Huntington’s disease occurs due to a genetic mutation that causes the normally harmless huntingtin protein to accumulate in toxic clumps inside the brain. Over time, this kills brain cells, leading to difficulties with movement, thinking and mood. There are no approved treatments that stop symptoms from worsening, with interventions instead focusing on supporting people through the process.
But the experimental therapy, known as AMT-130, targets these abnormal proteins by carrying genetic instructions to brain cells, directing them to make a molecule that blocks their production.
In the trial, Tabrizi and her colleagues gave 17 people with Huntington’s disease a high dose of the treatment, then compared their cognition, movement and daily functioning with those of untreated individuals three years later. The drug’s developer, biotechnology company uniQure, shared preliminary results in September, which showed the treatment slowed the condition’s progression by about 75 per cent, on average.
“We have had so many setbacks in therapies for Huntington’s disease in the last couple of years,” says Sarah O’Shea at Mount Sinai in New York, who wasn’t involved in the research. “So this was huge, not just because it is a breakthrough in terms of slowing disease progress, but also [because] it came at a time where we really needed this hope.”

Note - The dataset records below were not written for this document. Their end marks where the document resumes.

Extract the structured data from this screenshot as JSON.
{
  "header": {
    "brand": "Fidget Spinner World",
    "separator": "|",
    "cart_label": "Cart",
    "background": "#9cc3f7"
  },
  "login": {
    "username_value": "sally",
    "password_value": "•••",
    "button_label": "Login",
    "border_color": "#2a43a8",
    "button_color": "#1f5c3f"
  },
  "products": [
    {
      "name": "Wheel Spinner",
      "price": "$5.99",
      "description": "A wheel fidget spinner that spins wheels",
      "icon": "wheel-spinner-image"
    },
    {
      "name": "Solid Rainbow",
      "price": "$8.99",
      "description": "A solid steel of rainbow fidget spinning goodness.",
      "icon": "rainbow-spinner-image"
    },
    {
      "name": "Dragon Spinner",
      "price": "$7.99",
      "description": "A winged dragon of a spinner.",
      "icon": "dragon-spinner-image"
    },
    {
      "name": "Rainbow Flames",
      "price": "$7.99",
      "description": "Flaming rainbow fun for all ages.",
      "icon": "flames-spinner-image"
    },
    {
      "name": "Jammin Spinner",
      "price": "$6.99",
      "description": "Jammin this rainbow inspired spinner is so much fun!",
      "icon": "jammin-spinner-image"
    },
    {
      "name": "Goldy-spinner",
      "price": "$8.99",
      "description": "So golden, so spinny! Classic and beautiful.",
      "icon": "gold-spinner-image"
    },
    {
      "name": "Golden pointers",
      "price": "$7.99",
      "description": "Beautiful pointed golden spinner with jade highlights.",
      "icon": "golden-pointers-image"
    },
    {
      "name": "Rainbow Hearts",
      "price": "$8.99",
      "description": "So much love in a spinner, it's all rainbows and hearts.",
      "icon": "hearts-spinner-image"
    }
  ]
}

Yet the treatment isn’t without its setbacks. It is delivered deep into the brain over a 12-to-18-hour surgery – an operation only a few facilities are capable of, even in countries like the US and the UK, says Tabrizi. What’s more, if it were approved for use, it would almost certainly come with an exorbitant price tag. “So, do I think it is going to be able to get to everyone? It is going to be challenging,” she says.